Stopping the scourge of gun violence in our nation’s schools, and in all corners of society, is of paramount importance to many Americans. Indeed, after 17 people were killed at Marjory Stoneman Douglas High School in Parkland, Florida, the call to action reached the Trump administration, where Secretary of Education Betsy DeVos convened a school safety commission. Even before its first meeting, with Secretary DeVos on Capitol Hill testifying about her abysmal civil rights record and efforts to reexamine Obama-era guidance for reducing racial disparities in school discipline, we had good reason to be concerned about the direction the commission was headed. With the commission’s final report now in hand, our fears have been realized.
On December 18, the commission accused the Obama administration of “undercut[ting] the ability of local officials to address the impact of disciplinary matters on school safety” and that it “may have paradoxically contributed to making schools less safe,” followed by a recommendation to rescind the school discipline guidance.
This is the latest in a long line of examples of Secretary DeVos’ inability or unwillingness to take seriously her responsibility to enforce our nation’s civil rights laws. It has nothing to do with school safety. It’s more Trump-DeVos politics cloaked in a noble goal. The real message they are sending is that the federal government does not care that too many schools are kicking out too many students—students of color, students with disabilities, LGBTQ students, and other students intersecting systemically-oppressed communities.
People For the American Way and PFAW’s African American Ministers In Action agree with former Obama administration official Catherine Lhamon that nothing in the guidance prevents schools from addressing students who may be a danger to others. We agree with Sherrilyn Ifill of the NAACP Legal Defense and Educational Fund that racism is a national security issue, and we believe it’s also a school safety issue. We want Secretary DeVos to recognize that her responsibility to protect students includes safeguarding their rights.

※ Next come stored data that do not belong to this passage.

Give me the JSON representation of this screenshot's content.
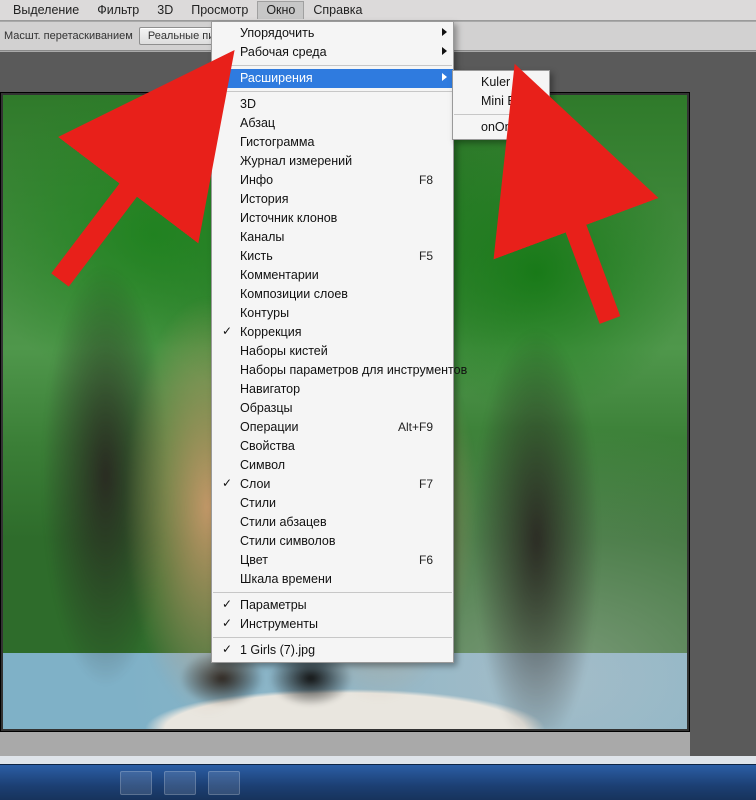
{
  "menubar": {
    "items": [
      "Выделение",
      "Фильтр",
      "3D",
      "Просмотр",
      "Окно",
      "Справка"
    ],
    "active_index": 4
  },
  "optionsbar": {
    "drag_label": "Масшт. перетаскиванием",
    "real_pixels_btn": "Реальные пикселы"
  },
  "window_menu": {
    "group0": [
      {
        "label": "Упорядочить",
        "submenu": true
      },
      {
        "label": "Рабочая среда",
        "submenu": true
      }
    ],
    "group1_highlight": {
      "label": "Расширения",
      "submenu": true
    },
    "group2": [
      {
        "label": "3D"
      },
      {
        "label": "Абзац"
      },
      {
        "label": "Гистограмма"
      },
      {
        "label": "Журнал измерений"
      },
      {
        "label": "Инфо",
        "shortcut": "F8"
      },
      {
        "label": "История"
      },
      {
        "label": "Источник клонов"
      },
      {
        "label": "Каналы"
      },
      {
        "label": "Кисть",
        "shortcut": "F5"
      },
      {
        "label": "Комментарии"
      },
      {
        "label": "Композиции слоев"
      },
      {
        "label": "Контуры"
      },
      {
        "label": "Коррекция",
        "checked": true
      },
      {
        "label": "Наборы кистей"
      },
      {
        "label": "Наборы параметров для инструментов"
      },
      {
        "label": "Навигатор"
      },
      {
        "label": "Образцы"
      },
      {
        "label": "Операции",
        "shortcut": "Alt+F9"
      },
      {
        "label": "Свойства"
      },
      {
        "label": "Символ"
      },
      {
        "label": "Слои",
        "shortcut": "F7",
        "checked": true
      },
      {
        "label": "Стили"
      },
      {
        "label": "Стили абзацев"
      },
      {
        "label": "Стили символов"
      },
      {
        "label": "Цвет",
        "shortcut": "F6"
      },
      {
        "label": "Шкала времени"
      }
    ],
    "group3": [
      {
        "label": "Параметры",
        "checked": true
      },
      {
        "label": "Инструменты",
        "checked": true
      }
    ],
    "group4": [
      {
        "label": "1 Girls (7).jpg",
        "checked": true
      }
    ]
  },
  "submenu": {
    "items": [
      {
        "label": "Kuler"
      },
      {
        "label": "Mini Bridge"
      },
      {
        "label": "onOne",
        "sep_before": true
      }
    ]
  },
  "annotation_color": "#e8201a"
}
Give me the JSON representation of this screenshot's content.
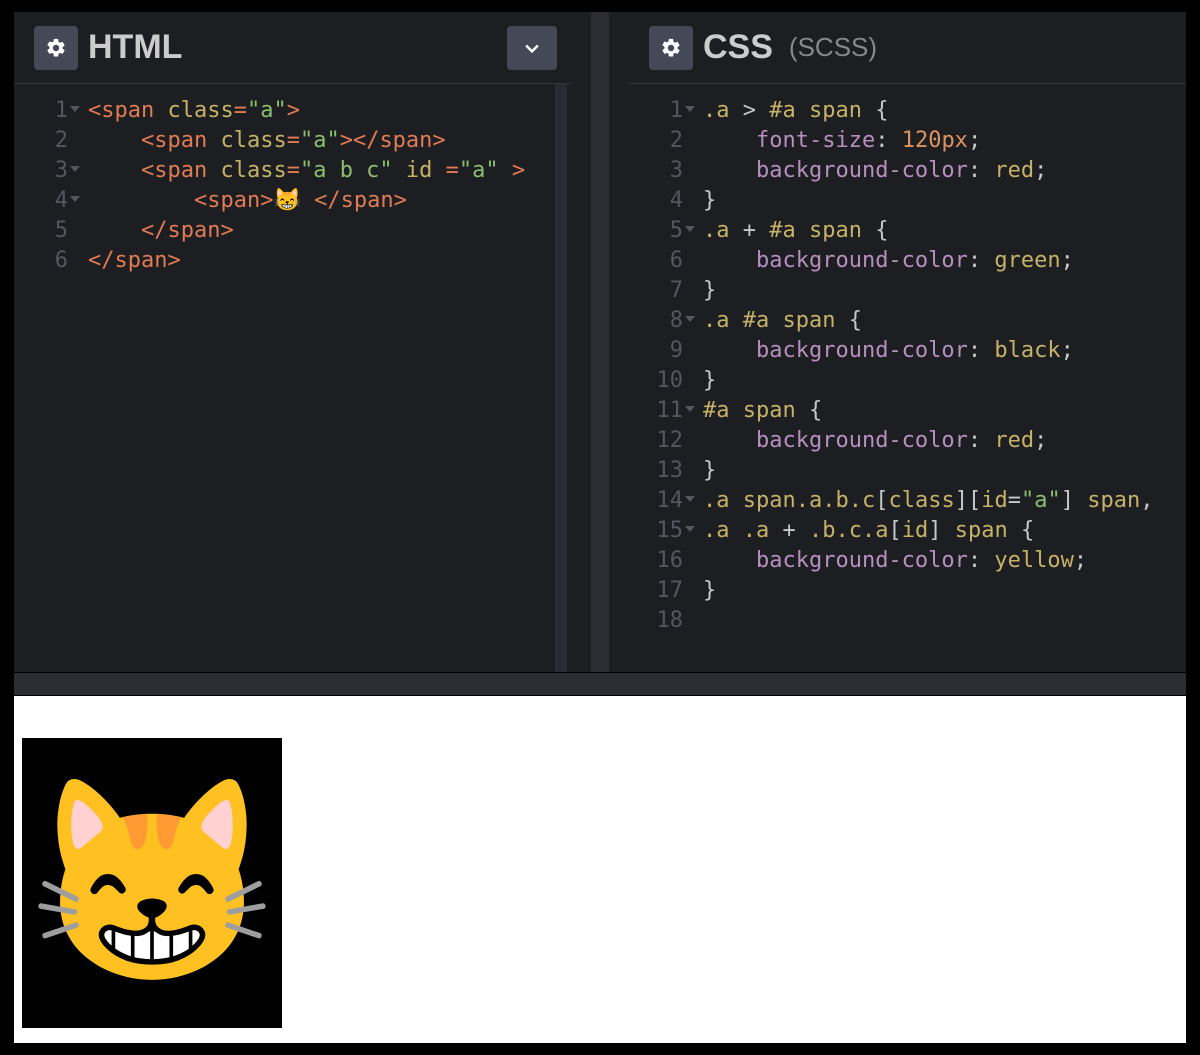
{
  "panels": {
    "html": {
      "title": "HTML",
      "subtitle": "",
      "gear_icon": "gear",
      "expand_icon": "chevron-down",
      "lines": [
        {
          "n": "1",
          "fold": true,
          "tokens": [
            [
              "tag",
              "<span "
            ],
            [
              "attr",
              "class"
            ],
            [
              "tag",
              "="
            ],
            [
              "str",
              "\"a\""
            ],
            [
              "tag",
              ">"
            ]
          ]
        },
        {
          "n": "2",
          "fold": false,
          "indent": "    ",
          "tokens": [
            [
              "tag",
              "<span "
            ],
            [
              "attr",
              "class"
            ],
            [
              "tag",
              "="
            ],
            [
              "str",
              "\"a\""
            ],
            [
              "tag",
              "></span>"
            ]
          ]
        },
        {
          "n": "3",
          "fold": true,
          "indent": "    ",
          "tokens": [
            [
              "tag",
              "<span "
            ],
            [
              "attr",
              "class"
            ],
            [
              "tag",
              "="
            ],
            [
              "str",
              "\"a b c\""
            ],
            [
              "tag",
              " "
            ],
            [
              "attr",
              "id"
            ],
            [
              "tag",
              " ="
            ],
            [
              "str",
              "\"a\""
            ],
            [
              "tag",
              " >"
            ]
          ]
        },
        {
          "n": "4",
          "fold": true,
          "indent": "        ",
          "tokens": [
            [
              "tag",
              "<span>"
            ],
            [
              "text",
              "😸 "
            ],
            [
              "tag",
              "</span>"
            ]
          ]
        },
        {
          "n": "5",
          "fold": false,
          "indent": "    ",
          "tokens": [
            [
              "tag",
              "</span>"
            ]
          ]
        },
        {
          "n": "6",
          "fold": false,
          "tokens": [
            [
              "tag",
              "</span>"
            ]
          ]
        }
      ]
    },
    "css": {
      "title": "CSS",
      "subtitle": "(SCSS)",
      "gear_icon": "gear",
      "lines": [
        {
          "n": "1",
          "fold": true,
          "tokens": [
            [
              "ylw",
              ".a"
            ],
            [
              "text",
              " > "
            ],
            [
              "ylw",
              "#a"
            ],
            [
              "text",
              " "
            ],
            [
              "attr",
              "span"
            ],
            [
              "text",
              " {"
            ]
          ]
        },
        {
          "n": "2",
          "fold": false,
          "indent": "    ",
          "tokens": [
            [
              "prop",
              "font-size"
            ],
            [
              "text",
              ": "
            ],
            [
              "num",
              "120px"
            ],
            [
              "text",
              ";"
            ]
          ]
        },
        {
          "n": "3",
          "fold": false,
          "indent": "    ",
          "tokens": [
            [
              "prop",
              "background-color"
            ],
            [
              "text",
              ": "
            ],
            [
              "attr",
              "red"
            ],
            [
              "text",
              ";"
            ]
          ]
        },
        {
          "n": "4",
          "fold": false,
          "tokens": [
            [
              "text",
              "}"
            ]
          ]
        },
        {
          "n": "5",
          "fold": true,
          "tokens": [
            [
              "ylw",
              ".a"
            ],
            [
              "text",
              " + "
            ],
            [
              "ylw",
              "#a"
            ],
            [
              "text",
              " "
            ],
            [
              "attr",
              "span"
            ],
            [
              "text",
              " {"
            ]
          ]
        },
        {
          "n": "6",
          "fold": false,
          "indent": "    ",
          "tokens": [
            [
              "prop",
              "background-color"
            ],
            [
              "text",
              ": "
            ],
            [
              "attr",
              "green"
            ],
            [
              "text",
              ";"
            ]
          ]
        },
        {
          "n": "7",
          "fold": false,
          "tokens": [
            [
              "text",
              "}"
            ]
          ]
        },
        {
          "n": "8",
          "fold": true,
          "tokens": [
            [
              "ylw",
              ".a"
            ],
            [
              "text",
              " "
            ],
            [
              "ylw",
              "#a"
            ],
            [
              "text",
              " "
            ],
            [
              "attr",
              "span"
            ],
            [
              "text",
              " {"
            ]
          ]
        },
        {
          "n": "9",
          "fold": false,
          "indent": "    ",
          "tokens": [
            [
              "prop",
              "background-color"
            ],
            [
              "text",
              ": "
            ],
            [
              "attr",
              "black"
            ],
            [
              "text",
              ";"
            ]
          ]
        },
        {
          "n": "10",
          "fold": false,
          "tokens": [
            [
              "text",
              "}"
            ]
          ]
        },
        {
          "n": "11",
          "fold": true,
          "tokens": [
            [
              "ylw",
              "#a"
            ],
            [
              "text",
              " "
            ],
            [
              "attr",
              "span"
            ],
            [
              "text",
              " {"
            ]
          ]
        },
        {
          "n": "12",
          "fold": false,
          "indent": "    ",
          "tokens": [
            [
              "prop",
              "background-color"
            ],
            [
              "text",
              ": "
            ],
            [
              "attr",
              "red"
            ],
            [
              "text",
              ";"
            ]
          ]
        },
        {
          "n": "13",
          "fold": false,
          "tokens": [
            [
              "text",
              "}"
            ]
          ]
        },
        {
          "n": "14",
          "fold": true,
          "tokens": [
            [
              "ylw",
              ".a"
            ],
            [
              "text",
              " "
            ],
            [
              "attr",
              "span"
            ],
            [
              "ylw",
              ".a.b.c"
            ],
            [
              "text",
              "["
            ],
            [
              "attr",
              "class"
            ],
            [
              "text",
              "]["
            ],
            [
              "attr",
              "id"
            ],
            [
              "text",
              "="
            ],
            [
              "str",
              "\"a\""
            ],
            [
              "text",
              "] "
            ],
            [
              "attr",
              "span"
            ],
            [
              "text",
              ","
            ]
          ]
        },
        {
          "n": "15",
          "fold": true,
          "tokens": [
            [
              "ylw",
              ".a"
            ],
            [
              "text",
              " "
            ],
            [
              "ylw",
              ".a"
            ],
            [
              "text",
              " + "
            ],
            [
              "ylw",
              ".b.c.a"
            ],
            [
              "text",
              "["
            ],
            [
              "attr",
              "id"
            ],
            [
              "text",
              "] "
            ],
            [
              "attr",
              "span"
            ],
            [
              "text",
              " {"
            ]
          ]
        },
        {
          "n": "16",
          "fold": false,
          "indent": "    ",
          "tokens": [
            [
              "prop",
              "background-color"
            ],
            [
              "text",
              ": "
            ],
            [
              "attr",
              "yellow"
            ],
            [
              "text",
              ";"
            ]
          ]
        },
        {
          "n": "17",
          "fold": false,
          "tokens": [
            [
              "text",
              "}"
            ]
          ]
        },
        {
          "n": "18",
          "fold": false,
          "tokens": []
        }
      ]
    }
  },
  "preview": {
    "emoji": "😸"
  }
}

We wrote to Secretary DeVos on December 8, 2017:
The federal guidance from 2014’s “Dear colleague” letter was formulated in response to our students’ struggles for equitable disciplinary practices and path to academic success. This federal guidance remains essential for holding our school systems accountable at the local level and for keeping this issue at the center of the national dialogue so that communities can work together to create solutions that bring an end to racial and discipline disparities and provide support so that all students can succeed in our nation.
We wrote to her again on March 22, 2018:
At such a tenuous time, when progress on school discipline has been too slow and too limited, rollback of this much needed guidance would hamper progress and undermine children’s pursuit of their education. And when the nation is focused on the importance of building safe and inclusive school environments, rescinding the guidance would send exactly the wrong message.
Every child deserves and should be included in a warm, welcoming, and responsive school that provides them the education they need to be ready for college, career, and life. Suspension and expulsion, especially when used in a discriminatory manner, undermine that goal and deny children the education they need.
Madam Secretary, safety and equity are bedrock educational values that go hand-in-hand.